Influence of Upstream Sweeping Wake Number on the Unsteady Flow Mechanism in an Integrated Aggressive Intermediate Turbine Duct

This paper focuses on the dynamic internal flow in the integrated aggressive intermediate turbine duct (AITD) with different HPT wake numbers, using CFX Solver with dynamic Reynolds-averaged Navier–Stokes equations (RANS), the shear stress transmission κ-ω turbulence model (SST) and the γ-θ transition model. The HPT wakes are simulated using sweeping rods, with the number of rods ranging from 14 to 56 and a reduced frequency of 1.07. The increasing wake number reduces the radial pressure gradient in the integrated AITD, and then decelerates the radial migration and dissipation of wake vortices, so that some residual wakes can reach the integrated low-pressure turbine guide vane (LPT-GV) to enhance the suppression of flow separation to a certain extent.
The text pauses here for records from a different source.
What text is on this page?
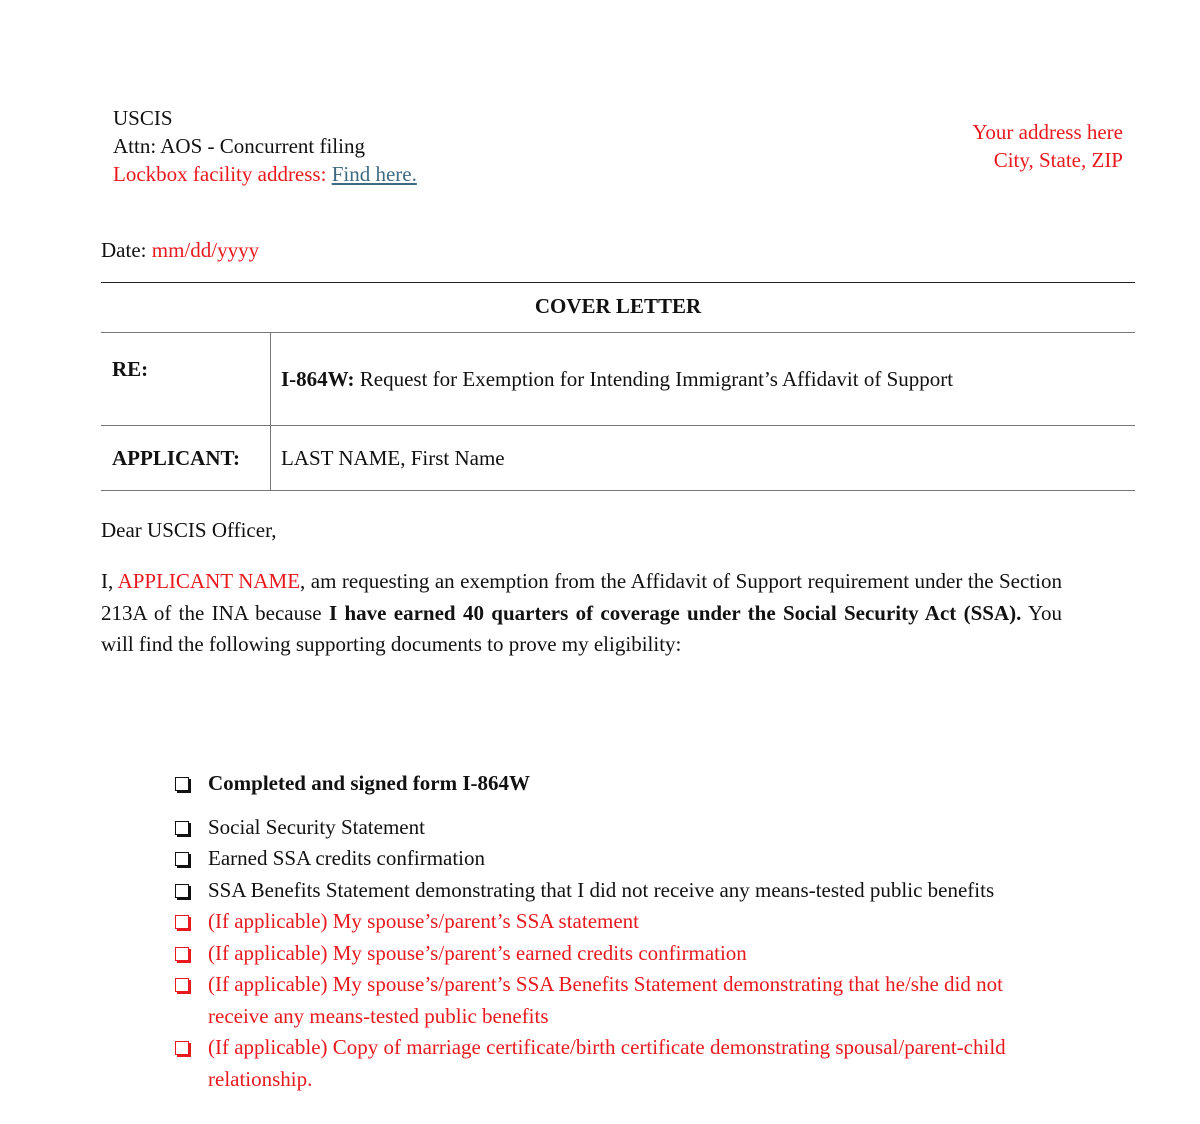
USCIS
Attn: AOS - Concurrent filing
Lockbox facility address: Find here.
Your address here
City, State, ZIP
Date: mm/dd/yyyy
COVER LETTER	
RE:	I-864W: Request for Exemption for Intending Immigrant’s Affidavit of Support
APPLICANT:	LAST NAME, First Name
Dear USCIS Officer,
I, APPLICANT NAME, am requesting an exemption from the Affidavit of Support requirement under the Section 213A of the INA because I have earned 40 quarters of coverage under the Social Security Act (SSA). You will find the following supporting documents to prove my eligibility:
Completed and signed form I-864W
Social Security Statement
Earned SSA credits confirmation
SSA Benefits Statement demonstrating that I did not receive any means-tested public benefits
(If applicable) My spouse’s/parent’s SSA statement
(If applicable) My spouse’s/parent’s earned credits confirmation
(If applicable) My spouse’s/parent’s SSA Benefits Statement demonstrating that he/she did not receive any means-tested public benefits
(If applicable) Copy of marriage certificate/birth certificate demonstrating spousal/parent-child relationship.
On the other hand, the increase in wake number can also weaken the skewness and stretching of the wake, thereby increasing the duration of flow separation suppression. When there are too many wakes, the mixing between adjacent wakes accelerates the dispersion of wake vortices, leading to increased total pressure loss and an enhanced turbulence intensity. This enhanced turbulence intensity promotes bypass transition on the suction surface of the LPT-GV in advance, thereby completely eliminating flow separation on the LPT-GV in the entire spatiotemporal domain, which is beneficial for reducing separation loss, but also increasing turbulent viscous loss. When N ≤ 28, the gross loss of the integrated AITD studied in this paper reaches a minimum value (around 0.22), as the benefits brought by the wake suppression of flow separation can offset the wake dissipation loss and the turbulent viscous loss caused by the wake-induced transition. Considering that wake loss is inherently present, using sweeping wakes to inhibit the flow separation on the integrated LPT-GV can bring certain aerodynamic benefits when the wake number is less than 28.